A produtividade de biomassa verde do milheto foi de (5327 Kg ha-1) não diferiu estatisticamente com as espécies Lab lab e o feijão guandu. O milheto foi a espécie que teve destaque entre as espécies em relação a produtividade de massa verde, porém este valor é inferior aos descritos por Calegari (1995) que para a espécie do milheto é de 15 a 40 t ha-1. As espécies calopogônio e soja perene não foram avaliadas devido a morte das plantas pela ocorrência de geada.
*Médias seguidas pelas mesmas letras não diferem significativamente pelo teste de Tukey ao nível de 5% de probabilidade de erro. NA= não avaliada por perda da amostra
A espécie feijão guandu foi a que mais produziu massa seca, sendo de (1370 Kg ha-1), seguido pelo milheto e a Lab lab despontando com as melhores produções de massa seca por hectare, não diferindo estatisticamente (Tabela 4).
A menor produção foi da espécie Crotalária breviflora com (143 Kg ha-1), abaixo da testemunha (solo em pousio) que foi de (185,3 Kg ha-1), não diferindo estatisticamente das espécies mucuna preta, Crotalária juncea, feijão de porco, mucuna anã, feijão guandu (anão), Crotalária spectabilis.

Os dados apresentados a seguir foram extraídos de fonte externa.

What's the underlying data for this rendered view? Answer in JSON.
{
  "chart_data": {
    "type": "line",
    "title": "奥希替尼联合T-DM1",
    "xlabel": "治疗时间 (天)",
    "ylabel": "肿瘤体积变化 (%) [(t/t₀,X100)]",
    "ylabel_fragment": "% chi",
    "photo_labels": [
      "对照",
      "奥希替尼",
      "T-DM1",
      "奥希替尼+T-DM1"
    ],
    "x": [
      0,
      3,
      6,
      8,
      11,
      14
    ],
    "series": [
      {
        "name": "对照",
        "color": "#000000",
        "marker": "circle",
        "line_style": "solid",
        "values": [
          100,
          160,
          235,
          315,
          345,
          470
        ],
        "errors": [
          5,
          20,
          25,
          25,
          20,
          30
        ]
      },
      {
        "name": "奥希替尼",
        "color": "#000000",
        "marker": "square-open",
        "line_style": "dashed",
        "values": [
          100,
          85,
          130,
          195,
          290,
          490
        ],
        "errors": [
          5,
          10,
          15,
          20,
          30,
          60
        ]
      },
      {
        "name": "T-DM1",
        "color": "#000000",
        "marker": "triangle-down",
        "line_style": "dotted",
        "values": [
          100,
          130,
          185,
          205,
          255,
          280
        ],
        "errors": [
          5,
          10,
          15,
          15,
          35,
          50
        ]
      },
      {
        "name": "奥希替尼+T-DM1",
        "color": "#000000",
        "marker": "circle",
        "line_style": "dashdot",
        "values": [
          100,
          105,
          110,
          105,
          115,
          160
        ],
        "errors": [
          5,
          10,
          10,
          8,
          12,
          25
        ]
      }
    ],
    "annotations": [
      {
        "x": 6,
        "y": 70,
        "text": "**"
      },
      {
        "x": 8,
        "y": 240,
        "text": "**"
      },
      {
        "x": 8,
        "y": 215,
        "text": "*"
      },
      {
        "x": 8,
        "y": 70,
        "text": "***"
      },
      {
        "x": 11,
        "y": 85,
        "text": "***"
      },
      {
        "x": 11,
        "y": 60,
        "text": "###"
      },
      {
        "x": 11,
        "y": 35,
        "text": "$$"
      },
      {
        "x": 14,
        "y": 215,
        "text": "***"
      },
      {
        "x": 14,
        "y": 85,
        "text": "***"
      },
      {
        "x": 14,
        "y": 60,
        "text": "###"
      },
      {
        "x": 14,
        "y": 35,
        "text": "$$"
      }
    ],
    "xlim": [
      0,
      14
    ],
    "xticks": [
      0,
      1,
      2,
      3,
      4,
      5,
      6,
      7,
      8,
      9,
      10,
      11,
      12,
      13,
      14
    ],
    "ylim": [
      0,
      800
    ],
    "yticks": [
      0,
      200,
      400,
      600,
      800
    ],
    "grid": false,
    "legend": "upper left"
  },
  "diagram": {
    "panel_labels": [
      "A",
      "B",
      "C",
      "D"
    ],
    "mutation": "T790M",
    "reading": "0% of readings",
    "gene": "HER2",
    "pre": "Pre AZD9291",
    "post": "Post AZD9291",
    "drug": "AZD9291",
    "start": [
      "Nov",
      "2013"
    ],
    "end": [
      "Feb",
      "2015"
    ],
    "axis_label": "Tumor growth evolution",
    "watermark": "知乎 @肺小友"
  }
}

*Médias seguidas pelas mesmas letras não diferem significativamente pelo teste de Tukey ao nível de 5% de probabilidade de erro. NA= não avaliada por perda da amostra
Em comparação as produções de massa verde e seca destacam-se como as mais produtivas as espécies milheto, seguido pelo feijão guandu e a Lab lab, as menos produtivas foram as espécies C. breviflora seguido pela testemunha solo em pousio e o feijão guandu anão (Figura 1).
CONCLUSÕES
Para a região de Vacaria, RS fica limitado o uso das espécies calopogônio e a soja perene, pois apresentaram ciclo longo e com a ocorrência de geada na região ocasionou a morte das plantas.
As espécies C. juncea, feijão de porco, Lab lab e milheto foram as mais precoces e as espécies C. breviflora e soja perene as mais lentas.
As espécies feijão guandu e o milheto apresentaram maior altura média respectivamente e as espécies C. breviflora e o (solo em pousio) as alturas mais baixas. O milheto apresentou maior produção de matéria verde e a C. breviflora teve o menor rendimento.
Em comparação as produções de massa verde e seca destacam-se como as mais produtivas as espécies milheto, seguido pelo feijão guandu e a Lab lab. E como sendo as menos produtivas as espécies C. breviflora seguido pela testemunha solo em pousio e o feijão guandu (anão).